Glick et al. (1998) proposed that ACC deaminase-containing bacteria attach to plant tissues and degrade ACC, click here the direct precursor of ethylene biosynthesis in plants that is exuded from the plant cell, and as a result, provide a sink for ACC and reduce plant ethylene biosynthesis.
Thus, the application of ACC deaminase may be used as a strategy to reduce ethylene levels during the transformation process and to increase A. tumefaciens-mediated transformation efficiency. Most recently, it has been reported that the introduction of ACC deaminase into A. tumefaciens increased the transient gene delivery efficiency of melon cotyledon explants when tested 3 days after infection (Nonaka et al., 2008a). However, the effect of ACC deaminase on A. tumefaciens-mediated stable transformation efficiency was not evaluated in that study. Canola is an
important source of vegetable oil, ranking second only to soybeans worldwide (Halfhill et al., 2002). In Selleck Ixazomib recent years, researches started to genetically modify canola to make it tolerant to heavy metals and other toxic compounds and use it for phytoremediation (Basu et al., 2001; Stearns et al., 2005), to produce pharmaceutically active proteins and edible vaccines (Giddings et al., 2000), and to improve it for producing biofuel (http://www.canolacouncil. org/biodiesel/). A considerable amount of work has been reported previously in an effort to improve A. tumefaciens-mediated transformation efficiency of canola, including choosing the best plant material for the transformation and optimization of the infection and regeneration protocols (Cardoza & Stewart, 2003; Zhang & Bhalla, 2004; Zhang et al., 2005; Bhalla & Singh, 2008). However, most of the studies used the model cultivar Brassica napus cv. Westar, which is an old spring cultivar
and is no longer grown in the fields due to some agronomic deficiencies. Because ALOX15 the transformation and regeneration of canola is genotype dependent, it is therefore important to evaluate and optimize the transformation protocols for commercialized cultivars.
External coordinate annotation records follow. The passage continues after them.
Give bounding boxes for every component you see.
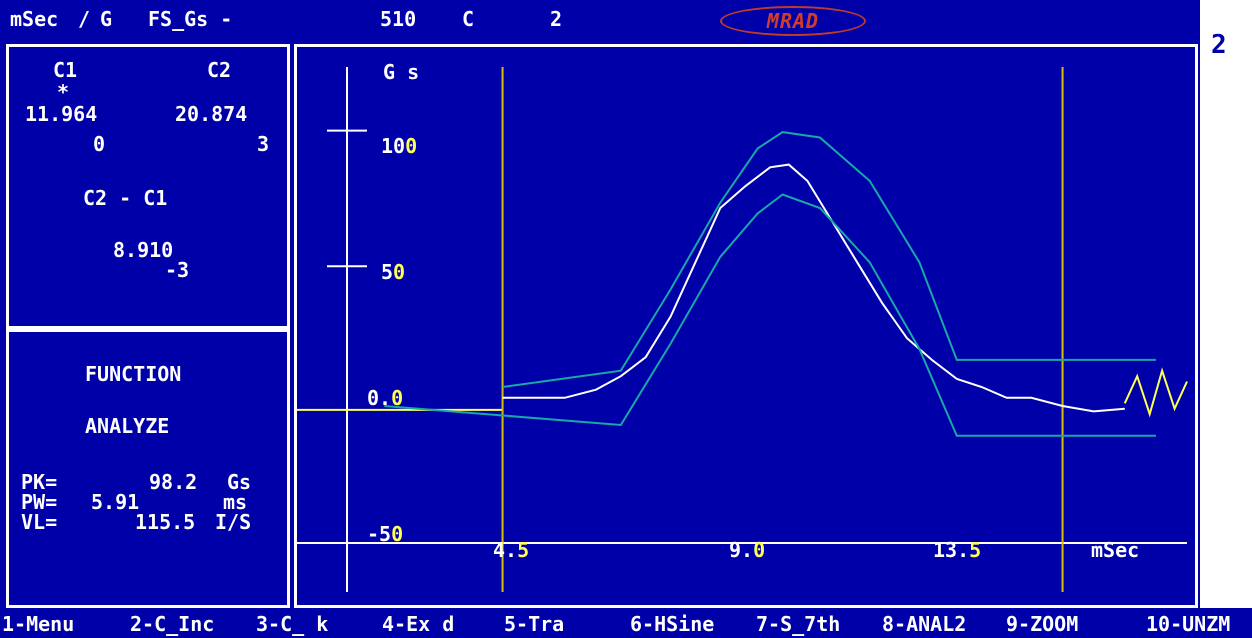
series-tolerance-upper [502,131,1156,388]
pulse-width-unit: ms [223,490,248,514]
active-cursor-marker: * [57,80,70,104]
y-tick-label: 0.0 [367,386,404,410]
velocity-unit: I/S [215,510,252,534]
x-tick-label: 4.5 [493,538,530,562]
y-tick-label: 100 [381,134,418,158]
fkey-unzoom[interactable]: 10-UNZM [1146,612,1231,636]
function-title: FUNCTION [85,362,182,386]
peak-unit: Gs [227,470,252,494]
y-tick-label: -50 [367,522,404,546]
x-tick-label: 9.0 [729,538,766,562]
mrad-logo: MRAD [720,6,866,36]
cursor2-index: 3 [257,132,270,156]
series-post-pulse [1123,367,1188,418]
pulse-width-value: 5.91 [91,490,140,514]
channel-value: 2 [550,7,563,31]
fkey-zoom[interactable]: 9-ZOOM [1006,612,1079,636]
cursor-difference-index: -3 [165,258,190,282]
series-signal [502,163,1125,413]
velocity-label: VL= [21,510,58,534]
y-tick-label: 50 [381,260,406,284]
fkey-analyze[interactable]: 8-ANAL2 [882,612,967,636]
peak-label: PK= [21,470,58,494]
cursor1-label: C1 [53,58,78,82]
plot-panel: G s mSec 100 50 0.0 -50 4.5 9.0 13.5 [294,44,1198,608]
channel-label: C [462,7,475,31]
fkey-trace[interactable]: 5-Tra [504,612,565,636]
x-units-label: mSec [10,7,59,31]
fkey-sawtooth[interactable]: 7-S_7th [756,612,841,636]
peak-value: 98.2 [149,470,198,494]
full-scale-label: FS_Gs - [148,7,233,31]
fkey-expand[interactable]: 4-Ex d [382,612,455,636]
x-axis-title: mSec [1091,538,1140,562]
cursor-panel: C1 C2 * 11.964 20.874 0 3 C2 - C1 8.910 … [6,44,290,332]
y-axis-title: G s [383,60,420,84]
fkey-half-sine[interactable]: 6-HSine [630,612,715,636]
cursor1-index: 0 [93,132,106,156]
shock-pulse-chart[interactable] [297,47,1195,605]
top-status-bar: mSec / G FS_Gs - 510 C 2 MRAD [0,0,1200,40]
series-tolerance-lower [384,193,1156,437]
cursor1-value: 11.964 [25,102,98,126]
cursor-difference-value: 8.910 [113,238,174,262]
units-separator: / [78,7,91,31]
cursor2-value: 20.874 [175,102,248,126]
velocity-value: 115.5 [135,510,196,534]
function-mode: ANALYZE [85,414,170,438]
cursor2-label: C2 [207,58,232,82]
channel-indicator: 2 [1211,30,1227,60]
full-scale-value: 510 [380,7,417,31]
fkey-menu[interactable]: 1-Menu [2,612,75,636]
pulse-width-label: PW= [21,490,58,514]
x-tick-label: 13.5 [933,538,982,562]
cursor-difference-label: C2 - C1 [83,186,168,210]
y-units-label: G [100,7,113,31]
function-panel: FUNCTION ANALYZE PK= 98.2 Gs PW= 5.91 ms… [6,326,290,608]
fkey-cursor-k[interactable]: 3-C_ k [256,612,329,636]
channel-indicator-strip [1200,0,1252,608]
function-key-bar: 1-Menu 2-C_Inc 3-C_ k 4-Ex d 5-Tra 6-HSi… [0,612,1252,638]
fkey-cursor-inc[interactable]: 2-C_Inc [130,612,215,636]
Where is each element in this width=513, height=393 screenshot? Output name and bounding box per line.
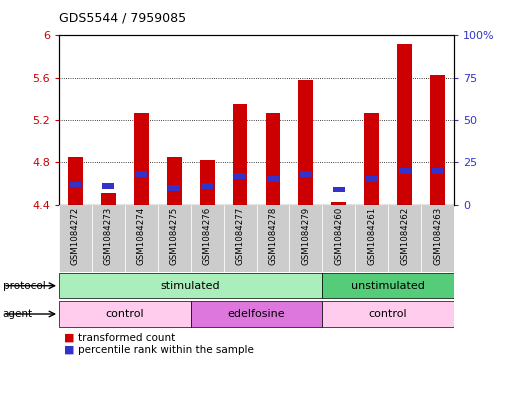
Text: GSM1084279: GSM1084279	[301, 207, 310, 265]
Text: GSM1084262: GSM1084262	[400, 207, 409, 265]
Text: GSM1084276: GSM1084276	[203, 207, 212, 265]
Text: GSM1084261: GSM1084261	[367, 207, 376, 265]
Text: GSM1084277: GSM1084277	[235, 207, 245, 265]
Bar	[134, 113, 149, 205]
Text: agent: agent	[3, 309, 33, 319]
Bar	[224, 205, 256, 272]
Bar	[322, 273, 454, 298]
Bar	[59, 273, 322, 298]
Bar	[125, 205, 158, 272]
Bar	[68, 157, 83, 205]
Text: control: control	[106, 309, 144, 319]
Bar	[191, 205, 224, 272]
Text: GSM1084275: GSM1084275	[170, 207, 179, 265]
Bar	[59, 205, 92, 272]
Bar	[168, 185, 180, 191]
Bar	[92, 205, 125, 272]
Bar	[333, 187, 345, 193]
Bar	[70, 182, 82, 187]
Bar	[200, 160, 214, 205]
Text: control: control	[369, 309, 407, 319]
Bar	[355, 205, 388, 272]
Text: GSM1084273: GSM1084273	[104, 207, 113, 265]
Text: ■: ■	[64, 333, 74, 343]
Text: GSM1084263: GSM1084263	[433, 207, 442, 265]
Bar	[397, 44, 412, 205]
Text: transformed count: transformed count	[78, 333, 176, 343]
Bar	[266, 113, 281, 205]
Bar	[234, 173, 246, 179]
Bar	[256, 205, 289, 272]
Bar	[135, 171, 147, 177]
Bar	[366, 176, 378, 182]
Text: stimulated: stimulated	[161, 281, 221, 291]
Text: GSM1084278: GSM1084278	[268, 207, 278, 265]
Text: GSM1084274: GSM1084274	[137, 207, 146, 265]
Bar	[430, 75, 445, 205]
Bar	[267, 176, 279, 182]
Text: unstimulated: unstimulated	[351, 281, 425, 291]
Bar	[59, 301, 191, 327]
Bar	[299, 80, 313, 205]
Bar	[167, 157, 182, 205]
Bar	[101, 193, 116, 205]
Text: ■: ■	[64, 345, 74, 355]
Bar	[289, 205, 322, 272]
Text: edelfosine: edelfosine	[228, 309, 285, 319]
Text: percentile rank within the sample: percentile rank within the sample	[78, 345, 254, 355]
Text: protocol: protocol	[3, 281, 45, 291]
Bar	[300, 171, 312, 177]
Bar	[399, 168, 410, 174]
Bar	[331, 202, 346, 205]
Bar	[388, 205, 421, 272]
Bar	[322, 205, 355, 272]
Bar	[103, 183, 114, 189]
Bar	[232, 104, 247, 205]
Text: GSM1084272: GSM1084272	[71, 207, 80, 265]
Text: GDS5544 / 7959085: GDS5544 / 7959085	[59, 12, 186, 25]
Bar	[431, 168, 443, 174]
Text: GSM1084260: GSM1084260	[334, 207, 343, 265]
Bar	[364, 113, 379, 205]
Bar	[322, 301, 454, 327]
Bar	[191, 301, 322, 327]
Bar	[201, 183, 213, 189]
Bar	[158, 205, 191, 272]
Bar	[421, 205, 454, 272]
Both cultivars B. napus cv. Hyola 401 and cv. 4414RR are top canola spring hybrids and there are no reports to date regarding their transformation. In this study, an ACC deaminase-encoding gene was introduced into A. tumefaciens GV3101∷pMP90, and using the protocol established by Cardoza & Stewart (2003), transformation efficiency assays were performed using the canola model cultivar Westar and the two commercial cultivars Hyola 401 and 4414RR. These experiments allowed determination of the effect of ACC deaminase on A. tumefaciens-mediated transformation efficiency. The plasmid pPZP-eGFP (provided by Dr Barbara Moffatt, Department of Biology, University of Waterloo), a pPZP-RCS2 (Tzfira et al.